O filé do novo pacotão stoneano remasterizado: nesses aqui, vale a pena investir
LOU REED
Acaba de ser relançado um dos discos mais peculiares do cronista do submundo novaiorquino: ‘The Blue Mask’ (1982). Lou recém saía de um período de lama absoluta, atolado no álccol e nas drogas (várias, em especial as então inseparáveis anfetamina e heroína), e as canções, naturalmente, são influenciadas por esse clima.
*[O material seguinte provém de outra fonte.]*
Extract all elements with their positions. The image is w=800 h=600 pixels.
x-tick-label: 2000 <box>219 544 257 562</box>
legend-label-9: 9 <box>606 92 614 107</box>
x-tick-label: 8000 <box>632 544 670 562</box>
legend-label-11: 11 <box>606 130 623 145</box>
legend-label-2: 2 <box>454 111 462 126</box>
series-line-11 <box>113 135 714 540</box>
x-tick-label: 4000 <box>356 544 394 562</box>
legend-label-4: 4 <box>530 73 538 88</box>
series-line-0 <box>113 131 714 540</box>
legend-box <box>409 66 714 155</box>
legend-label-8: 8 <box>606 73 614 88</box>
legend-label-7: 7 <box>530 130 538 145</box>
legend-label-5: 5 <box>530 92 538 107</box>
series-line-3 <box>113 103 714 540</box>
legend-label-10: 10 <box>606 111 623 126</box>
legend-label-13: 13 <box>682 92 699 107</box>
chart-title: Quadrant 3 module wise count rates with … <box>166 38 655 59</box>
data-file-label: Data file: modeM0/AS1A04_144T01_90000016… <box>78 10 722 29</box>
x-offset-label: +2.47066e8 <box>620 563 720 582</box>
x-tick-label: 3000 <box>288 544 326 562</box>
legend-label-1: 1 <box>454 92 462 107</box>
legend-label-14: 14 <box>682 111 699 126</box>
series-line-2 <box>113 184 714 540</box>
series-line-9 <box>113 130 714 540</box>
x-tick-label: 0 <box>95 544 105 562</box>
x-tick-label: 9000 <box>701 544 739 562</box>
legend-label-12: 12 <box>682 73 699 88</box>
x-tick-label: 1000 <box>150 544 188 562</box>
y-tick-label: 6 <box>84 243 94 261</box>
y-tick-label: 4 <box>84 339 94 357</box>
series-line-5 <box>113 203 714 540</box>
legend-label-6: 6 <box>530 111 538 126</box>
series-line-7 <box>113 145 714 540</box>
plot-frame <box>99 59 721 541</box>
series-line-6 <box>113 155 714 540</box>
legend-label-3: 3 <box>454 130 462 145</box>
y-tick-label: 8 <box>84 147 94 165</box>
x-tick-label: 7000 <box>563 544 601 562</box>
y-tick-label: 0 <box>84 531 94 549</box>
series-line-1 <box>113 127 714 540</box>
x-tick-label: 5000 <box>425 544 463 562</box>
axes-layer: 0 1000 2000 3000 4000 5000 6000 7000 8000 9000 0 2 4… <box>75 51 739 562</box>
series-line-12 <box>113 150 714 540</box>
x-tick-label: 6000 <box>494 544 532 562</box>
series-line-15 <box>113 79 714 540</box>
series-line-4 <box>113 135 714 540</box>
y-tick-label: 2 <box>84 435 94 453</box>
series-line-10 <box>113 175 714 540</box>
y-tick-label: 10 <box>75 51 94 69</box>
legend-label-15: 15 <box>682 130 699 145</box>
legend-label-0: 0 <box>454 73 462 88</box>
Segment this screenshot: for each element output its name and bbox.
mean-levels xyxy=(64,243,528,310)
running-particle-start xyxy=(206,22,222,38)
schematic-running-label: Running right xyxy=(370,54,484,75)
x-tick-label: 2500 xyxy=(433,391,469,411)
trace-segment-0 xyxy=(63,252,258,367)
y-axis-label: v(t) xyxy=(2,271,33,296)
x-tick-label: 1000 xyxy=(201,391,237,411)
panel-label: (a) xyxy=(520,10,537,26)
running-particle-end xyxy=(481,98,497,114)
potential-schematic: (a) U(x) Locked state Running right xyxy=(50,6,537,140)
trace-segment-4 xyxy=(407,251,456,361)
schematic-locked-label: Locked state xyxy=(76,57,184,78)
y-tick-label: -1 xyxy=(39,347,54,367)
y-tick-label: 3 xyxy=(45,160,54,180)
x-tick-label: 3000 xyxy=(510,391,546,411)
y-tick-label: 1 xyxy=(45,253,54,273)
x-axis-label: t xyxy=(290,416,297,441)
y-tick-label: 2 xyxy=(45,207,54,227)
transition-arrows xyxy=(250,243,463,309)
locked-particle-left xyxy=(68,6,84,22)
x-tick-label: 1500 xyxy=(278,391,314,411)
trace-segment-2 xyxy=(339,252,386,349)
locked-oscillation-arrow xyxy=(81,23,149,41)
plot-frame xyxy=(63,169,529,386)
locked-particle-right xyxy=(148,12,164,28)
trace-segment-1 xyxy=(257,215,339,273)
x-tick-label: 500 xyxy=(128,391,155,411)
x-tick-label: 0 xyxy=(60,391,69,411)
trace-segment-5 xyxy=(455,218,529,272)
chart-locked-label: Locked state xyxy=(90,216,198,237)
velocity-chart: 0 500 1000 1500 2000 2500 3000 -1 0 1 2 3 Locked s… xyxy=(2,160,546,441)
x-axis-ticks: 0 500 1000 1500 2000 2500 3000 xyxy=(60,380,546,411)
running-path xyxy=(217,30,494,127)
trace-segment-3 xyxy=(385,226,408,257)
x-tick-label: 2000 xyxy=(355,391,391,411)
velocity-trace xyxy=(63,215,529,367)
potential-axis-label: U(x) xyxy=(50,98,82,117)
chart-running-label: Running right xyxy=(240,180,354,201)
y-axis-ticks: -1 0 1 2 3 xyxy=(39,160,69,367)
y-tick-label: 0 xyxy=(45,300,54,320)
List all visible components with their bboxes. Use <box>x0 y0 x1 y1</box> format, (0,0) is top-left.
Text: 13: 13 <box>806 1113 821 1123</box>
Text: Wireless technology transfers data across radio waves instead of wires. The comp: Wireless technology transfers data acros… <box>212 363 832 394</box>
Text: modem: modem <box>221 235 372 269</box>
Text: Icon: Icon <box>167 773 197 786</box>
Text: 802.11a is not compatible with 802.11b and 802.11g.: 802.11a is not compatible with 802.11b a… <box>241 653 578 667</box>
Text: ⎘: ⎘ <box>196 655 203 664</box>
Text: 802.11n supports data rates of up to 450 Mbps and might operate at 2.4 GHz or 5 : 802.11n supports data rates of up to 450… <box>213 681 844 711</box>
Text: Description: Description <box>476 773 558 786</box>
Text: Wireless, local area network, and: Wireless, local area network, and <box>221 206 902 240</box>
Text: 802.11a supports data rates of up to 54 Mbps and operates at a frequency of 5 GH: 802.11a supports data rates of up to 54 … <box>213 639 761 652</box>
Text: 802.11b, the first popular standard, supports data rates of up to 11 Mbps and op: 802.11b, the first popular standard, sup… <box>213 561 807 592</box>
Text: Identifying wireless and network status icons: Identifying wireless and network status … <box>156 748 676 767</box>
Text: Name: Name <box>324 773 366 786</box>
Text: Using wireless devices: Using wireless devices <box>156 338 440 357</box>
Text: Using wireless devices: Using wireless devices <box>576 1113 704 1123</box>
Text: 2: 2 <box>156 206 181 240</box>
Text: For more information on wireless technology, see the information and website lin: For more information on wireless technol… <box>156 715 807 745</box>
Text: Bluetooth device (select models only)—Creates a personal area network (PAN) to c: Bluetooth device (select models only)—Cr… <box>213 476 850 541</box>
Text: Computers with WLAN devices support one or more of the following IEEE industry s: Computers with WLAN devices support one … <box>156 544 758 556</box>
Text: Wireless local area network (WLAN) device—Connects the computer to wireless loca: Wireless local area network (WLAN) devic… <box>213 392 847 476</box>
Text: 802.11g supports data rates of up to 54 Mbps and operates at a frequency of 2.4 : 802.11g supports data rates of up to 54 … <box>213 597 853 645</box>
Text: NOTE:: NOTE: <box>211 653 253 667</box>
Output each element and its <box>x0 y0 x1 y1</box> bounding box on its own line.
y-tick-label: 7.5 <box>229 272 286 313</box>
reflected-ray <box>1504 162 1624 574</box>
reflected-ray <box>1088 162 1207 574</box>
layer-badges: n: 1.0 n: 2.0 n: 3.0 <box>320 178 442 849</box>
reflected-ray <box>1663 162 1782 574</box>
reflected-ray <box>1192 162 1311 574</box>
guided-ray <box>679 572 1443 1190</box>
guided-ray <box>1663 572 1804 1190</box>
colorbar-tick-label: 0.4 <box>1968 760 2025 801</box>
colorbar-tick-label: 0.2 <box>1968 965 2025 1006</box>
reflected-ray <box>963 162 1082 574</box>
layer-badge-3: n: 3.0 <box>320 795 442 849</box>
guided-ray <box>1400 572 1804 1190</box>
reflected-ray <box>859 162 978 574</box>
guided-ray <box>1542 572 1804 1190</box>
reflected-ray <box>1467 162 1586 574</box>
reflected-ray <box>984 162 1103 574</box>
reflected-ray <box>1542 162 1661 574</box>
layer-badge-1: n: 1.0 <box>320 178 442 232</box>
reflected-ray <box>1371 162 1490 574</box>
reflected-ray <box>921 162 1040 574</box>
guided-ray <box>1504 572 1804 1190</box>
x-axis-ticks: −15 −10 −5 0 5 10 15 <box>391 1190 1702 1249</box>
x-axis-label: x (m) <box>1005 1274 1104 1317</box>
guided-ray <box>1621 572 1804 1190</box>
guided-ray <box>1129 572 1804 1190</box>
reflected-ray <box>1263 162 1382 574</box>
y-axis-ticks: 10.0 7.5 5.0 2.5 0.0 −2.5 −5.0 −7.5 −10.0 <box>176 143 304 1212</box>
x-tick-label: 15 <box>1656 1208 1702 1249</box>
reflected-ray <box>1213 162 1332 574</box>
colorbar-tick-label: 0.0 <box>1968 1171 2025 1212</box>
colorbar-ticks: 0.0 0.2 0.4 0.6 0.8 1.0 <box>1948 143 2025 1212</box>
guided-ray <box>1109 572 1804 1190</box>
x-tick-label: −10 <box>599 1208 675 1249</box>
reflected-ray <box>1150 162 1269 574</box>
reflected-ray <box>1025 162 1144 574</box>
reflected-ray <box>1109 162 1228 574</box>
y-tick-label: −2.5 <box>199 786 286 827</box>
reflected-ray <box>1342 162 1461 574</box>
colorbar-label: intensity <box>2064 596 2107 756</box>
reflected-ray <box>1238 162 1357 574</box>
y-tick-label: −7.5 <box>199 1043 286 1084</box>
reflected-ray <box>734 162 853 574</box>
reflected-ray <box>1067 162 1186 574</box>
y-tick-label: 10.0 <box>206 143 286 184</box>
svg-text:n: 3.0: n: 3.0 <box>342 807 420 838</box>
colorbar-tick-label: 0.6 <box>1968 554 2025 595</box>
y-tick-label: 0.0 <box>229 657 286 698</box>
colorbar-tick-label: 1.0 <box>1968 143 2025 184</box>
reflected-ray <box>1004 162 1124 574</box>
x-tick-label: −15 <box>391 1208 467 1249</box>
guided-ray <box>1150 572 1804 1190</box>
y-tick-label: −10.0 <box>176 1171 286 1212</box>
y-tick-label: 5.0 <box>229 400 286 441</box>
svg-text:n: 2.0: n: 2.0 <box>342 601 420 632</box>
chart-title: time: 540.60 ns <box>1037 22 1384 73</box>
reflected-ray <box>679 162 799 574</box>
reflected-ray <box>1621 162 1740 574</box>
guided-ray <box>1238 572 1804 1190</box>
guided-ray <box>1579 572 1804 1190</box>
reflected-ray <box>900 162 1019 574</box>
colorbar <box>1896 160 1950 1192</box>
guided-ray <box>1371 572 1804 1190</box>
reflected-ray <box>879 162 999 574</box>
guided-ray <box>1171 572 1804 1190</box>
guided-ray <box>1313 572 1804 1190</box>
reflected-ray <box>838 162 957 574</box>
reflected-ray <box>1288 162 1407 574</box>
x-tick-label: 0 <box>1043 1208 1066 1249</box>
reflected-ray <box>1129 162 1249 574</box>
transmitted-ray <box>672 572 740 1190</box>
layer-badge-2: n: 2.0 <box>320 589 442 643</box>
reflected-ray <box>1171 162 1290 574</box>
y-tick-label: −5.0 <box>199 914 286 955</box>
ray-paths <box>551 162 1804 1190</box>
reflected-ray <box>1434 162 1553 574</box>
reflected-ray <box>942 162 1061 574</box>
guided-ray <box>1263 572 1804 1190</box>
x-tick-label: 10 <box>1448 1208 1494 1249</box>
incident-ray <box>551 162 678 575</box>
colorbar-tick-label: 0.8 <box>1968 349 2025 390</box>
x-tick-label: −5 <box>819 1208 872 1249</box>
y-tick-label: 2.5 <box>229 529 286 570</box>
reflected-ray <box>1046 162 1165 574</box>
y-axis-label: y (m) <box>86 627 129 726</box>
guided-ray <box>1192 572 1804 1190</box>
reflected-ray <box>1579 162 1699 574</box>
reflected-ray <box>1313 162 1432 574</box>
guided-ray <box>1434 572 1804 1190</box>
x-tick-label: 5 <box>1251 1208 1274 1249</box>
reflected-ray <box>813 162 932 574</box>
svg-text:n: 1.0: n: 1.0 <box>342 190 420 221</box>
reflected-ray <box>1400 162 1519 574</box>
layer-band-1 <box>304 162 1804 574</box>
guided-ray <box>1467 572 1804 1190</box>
Além disso, o álbum (o nono de estúdio em dez anos de carreira solo, iniciada em 1972, dois anos após a saída do Velvet Underground) traz, talvez, as interpretações mais tocantes de sua carreira, e uma das melhores formações com quem gravou, no esquema duas guitarras (aqui, ele volta ao instrumento, que abandonara nos álbuns anteriores)/baixo/bateria: o virtuoso Fernando Saunders (baixo), o firme Doane Perry (bateria) e um dos melhores guitarristas a surgirem da quentíssima cena do C.B.G.B., o ex-Voidoids de Richard Hell, Robert Quine – com quem o genioso Reed se desentenderia depois, chutando-o da banda. O clima, em termos de som, lembra muito a fase ‘Rock’n’Roll Animal’ (o ruidoso disco ao vivo de 1974), mas sem aquele clima decadente todo – como dissemos antes, ‘The Blue Mask’ é o statement de um homem renascido (ou querendo renascer). Destaques: a singela ‘My House’, a furiosa ‘The Gun’, o clima de auto-análise da faixa-título e a paranóia de ‘Waves of Fear’. Reed gravou ótimos álbuns na sequência – ‘Legendary Hearts’ (1983), o bem-sucedido ‘New Sensations’ (1984) – e atravessaria a virada da década em alta, com os excelentes ‘New York’ (1989) e ‘Magic and Loss’ (1992, disco conceitual, uma reflexão sobre a morte, influenciado pelo passamento de amigos como o compositor Doc Pomus), além da histórica volta da parceria com o desafeto John Cale, na homenagem ao falecido Andy Warhol, ‘Songs For Drella’ (1990).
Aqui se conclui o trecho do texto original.